1. Technical Field
The present application relates to a beverage bottling plant for filling bottles with a liquid beverage, having a treatment device for treating beverage container caps.
2. Background Information
A beverage bottling plant for filling bottles with a liquid beverage filling material can possibly comprise a beverage filling machine with a plurality of beverage filling positions, each beverage filling position having a beverage filling device for filling bottles with liquid beverage filling material. The filling devices may have an apparatus designed to introduce a predetermined volume of liquid beverage filling material into the interior of bottles to a substantially predetermined level of liquid beverage filling material. The apparatus designed to introduce a predetermined flow of liquid beverage filling material further comprises an apparatus that is designed to terminate the filling of the beverage bottles upon the liquid beverage filling material reaching the predetermined level in bottles. There may also be provided a conveyer arrangement that is designed to move bottles, for example, from an inspecting machine to the filling machine. Upon filling, a closing station closes the filled bottles. There may further be provided a conveyer arrangement configured to transfer filled bottles from the filling machine to the closing station. Bottles may be labeled in a labeling station, the labeling station having a conveyer arrangement to receive bottles and to output bottles. The closing station and the labeling station may be connected by a corresponding conveyer arrangement.
A similar treatment device of the prior art is described in the subsequently published German Patent Application 10238633.1. A corresponding design was also previously disclosed by the publication of the brochure entitled “KHS Alfill Sterile CAP”.
A device of this type is used to transport caps in a continuous, single-track or optionally also a multiple-track stream on a track for a relatively long period of time. The caps can be treated with a sterile gas during this period, for example, or before they enter the illustrated treatment device they can be treated with a treating fluid, such as H2O2 for example, which is vaporized in the device by the addition of air and heat. The continuous stream of caps must be treated in the device for a relatively long period of time, i.e. it must travel a relatively long distance.

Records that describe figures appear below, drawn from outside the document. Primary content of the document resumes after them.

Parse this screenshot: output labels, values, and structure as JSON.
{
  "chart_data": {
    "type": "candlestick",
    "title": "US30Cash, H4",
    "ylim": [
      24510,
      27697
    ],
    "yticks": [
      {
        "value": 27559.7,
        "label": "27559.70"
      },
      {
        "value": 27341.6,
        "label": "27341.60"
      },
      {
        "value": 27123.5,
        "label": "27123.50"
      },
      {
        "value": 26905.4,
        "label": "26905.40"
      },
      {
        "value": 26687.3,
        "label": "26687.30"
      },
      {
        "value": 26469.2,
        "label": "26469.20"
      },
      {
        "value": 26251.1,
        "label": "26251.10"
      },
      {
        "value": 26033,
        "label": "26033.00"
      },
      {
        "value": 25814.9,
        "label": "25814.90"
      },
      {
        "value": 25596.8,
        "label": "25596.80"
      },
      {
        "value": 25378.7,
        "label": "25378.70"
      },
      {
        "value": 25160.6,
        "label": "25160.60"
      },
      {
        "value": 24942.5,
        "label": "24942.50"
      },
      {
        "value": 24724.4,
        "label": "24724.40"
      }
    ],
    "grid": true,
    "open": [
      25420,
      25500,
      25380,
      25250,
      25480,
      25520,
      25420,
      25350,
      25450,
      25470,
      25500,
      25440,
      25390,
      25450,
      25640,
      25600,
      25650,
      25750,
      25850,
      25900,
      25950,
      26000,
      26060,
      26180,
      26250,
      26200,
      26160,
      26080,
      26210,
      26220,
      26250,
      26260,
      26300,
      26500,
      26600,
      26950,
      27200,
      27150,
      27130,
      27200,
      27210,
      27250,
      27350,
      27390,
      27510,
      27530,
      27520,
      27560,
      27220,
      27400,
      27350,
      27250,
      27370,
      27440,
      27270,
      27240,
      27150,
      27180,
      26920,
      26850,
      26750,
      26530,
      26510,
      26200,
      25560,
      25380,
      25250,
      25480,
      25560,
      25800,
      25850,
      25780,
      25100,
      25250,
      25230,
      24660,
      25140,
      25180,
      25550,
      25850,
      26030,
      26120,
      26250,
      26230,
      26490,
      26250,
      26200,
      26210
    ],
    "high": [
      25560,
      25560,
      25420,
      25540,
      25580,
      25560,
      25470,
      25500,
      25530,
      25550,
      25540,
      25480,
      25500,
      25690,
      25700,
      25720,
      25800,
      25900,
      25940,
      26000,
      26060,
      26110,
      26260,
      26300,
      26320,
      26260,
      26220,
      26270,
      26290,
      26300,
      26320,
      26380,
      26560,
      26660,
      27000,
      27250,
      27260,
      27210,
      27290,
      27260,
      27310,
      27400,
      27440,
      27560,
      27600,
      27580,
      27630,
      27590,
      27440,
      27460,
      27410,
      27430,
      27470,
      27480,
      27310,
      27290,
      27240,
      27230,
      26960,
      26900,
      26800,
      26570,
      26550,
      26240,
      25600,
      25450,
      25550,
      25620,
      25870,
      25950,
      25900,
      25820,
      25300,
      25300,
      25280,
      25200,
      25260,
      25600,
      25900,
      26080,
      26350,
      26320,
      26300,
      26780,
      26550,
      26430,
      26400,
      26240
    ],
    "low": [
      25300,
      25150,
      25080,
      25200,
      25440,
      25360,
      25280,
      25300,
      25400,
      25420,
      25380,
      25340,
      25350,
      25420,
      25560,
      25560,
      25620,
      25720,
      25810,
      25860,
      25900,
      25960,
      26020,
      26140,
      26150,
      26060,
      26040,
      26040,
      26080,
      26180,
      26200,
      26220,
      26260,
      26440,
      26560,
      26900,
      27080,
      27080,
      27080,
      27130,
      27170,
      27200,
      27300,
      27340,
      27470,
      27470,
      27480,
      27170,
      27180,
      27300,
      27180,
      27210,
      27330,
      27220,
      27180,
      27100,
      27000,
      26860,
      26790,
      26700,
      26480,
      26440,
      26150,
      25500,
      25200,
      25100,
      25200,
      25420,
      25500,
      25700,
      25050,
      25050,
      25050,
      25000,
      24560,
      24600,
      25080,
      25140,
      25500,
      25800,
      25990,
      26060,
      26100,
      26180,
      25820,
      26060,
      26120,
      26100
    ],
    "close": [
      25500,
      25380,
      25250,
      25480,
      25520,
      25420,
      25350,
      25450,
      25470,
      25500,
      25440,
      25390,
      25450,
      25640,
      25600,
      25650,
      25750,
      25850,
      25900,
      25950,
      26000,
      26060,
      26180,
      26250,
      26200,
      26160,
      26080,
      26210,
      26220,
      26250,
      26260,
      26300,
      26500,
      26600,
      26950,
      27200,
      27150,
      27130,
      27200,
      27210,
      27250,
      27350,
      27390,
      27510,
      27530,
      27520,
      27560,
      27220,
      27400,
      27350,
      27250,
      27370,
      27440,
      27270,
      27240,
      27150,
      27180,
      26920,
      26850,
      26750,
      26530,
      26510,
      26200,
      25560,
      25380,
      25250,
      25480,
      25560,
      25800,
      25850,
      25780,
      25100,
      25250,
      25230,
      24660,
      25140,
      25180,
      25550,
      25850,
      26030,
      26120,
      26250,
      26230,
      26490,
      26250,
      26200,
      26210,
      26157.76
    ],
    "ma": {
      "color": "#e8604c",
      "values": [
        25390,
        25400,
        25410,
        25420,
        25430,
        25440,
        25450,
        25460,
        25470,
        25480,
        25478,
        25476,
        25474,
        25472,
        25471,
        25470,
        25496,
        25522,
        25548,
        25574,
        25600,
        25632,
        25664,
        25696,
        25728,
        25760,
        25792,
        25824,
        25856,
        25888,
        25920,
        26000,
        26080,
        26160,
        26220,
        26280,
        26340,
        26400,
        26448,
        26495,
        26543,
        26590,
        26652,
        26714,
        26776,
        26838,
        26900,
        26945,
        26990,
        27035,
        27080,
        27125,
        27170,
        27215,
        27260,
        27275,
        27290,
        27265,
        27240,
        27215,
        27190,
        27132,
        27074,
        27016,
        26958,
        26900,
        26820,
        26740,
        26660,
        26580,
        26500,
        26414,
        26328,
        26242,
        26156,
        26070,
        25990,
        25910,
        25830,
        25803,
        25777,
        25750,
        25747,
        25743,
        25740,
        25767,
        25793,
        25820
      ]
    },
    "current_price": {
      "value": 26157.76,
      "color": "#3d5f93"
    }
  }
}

The generic design of the prior art has a tower with carrier rings, whereby the transfer chutes connect carrier rings on different tiers of one and the same tower. Caps are thereby transported on a track in which they lie one behind the other alternately on carrier rings or transfer chutes. On the carrier rings, they are carried along by friction, i.e. driven, while they slide passively on the transfer chutes. As shown by the designs cited as the closest prior art, the transport is very smooth, and in particular no problems occur with jamming or backups.
In designs of the prior art, however, that can be said only for caps of a standard design, i.e. caps that have an essentially cylindrical basic shape. The fundamental problem is described below:
In the designs of the prior art, the transfer chutes are required to loop around the tower over a certain angle at circumference of 45°, for example, and therefore when viewed from overhead they run on a track that runs essentially in the circumferential direction. In addition, they must overcome the height difference from one tier to the next, which is determined essentially by the tallest cap that can be processed. Because the chutes must enter both carrier rings, at which they emerge with their rings, horizontally, the transfer chutes must have a downward curvature and a subsequent upward curvature in the vertical direction. In some areas, the surface of the transfer chutes must therefore be in the form of a helicoid surface.
Consequently, caps that lie one behind another on the transfer chute tip toward one another, and namely both around the axis of their direction of transport as well as around the transverse axis that runs perpendicular to the direction of transport. With caps that have a cylindrical basic shape, these mutual tipping movements do not cause major problems., But when the caps have a different basic shape, the caps become blocked and get stuck in the path that is described by the transfer chute, which has lateral boundaries.
Therefore, some shapes of caps that are extremely attractive for modern industrial applications cannot be processed using the devices of the prior art because of the danger of jamming. That is the case, in particular with sport caps, i.e. caps that have a built-in closure, a complicated shape and in particular a smaller diameter on the top than on the bottom. Even very flat caps, the basic shape of which is essentially that of a coin, of the type that are used, for example, as flat sealing caps underneath screw-on caps, cannot be processed, because their very low edges tend to ride over each other when they tip.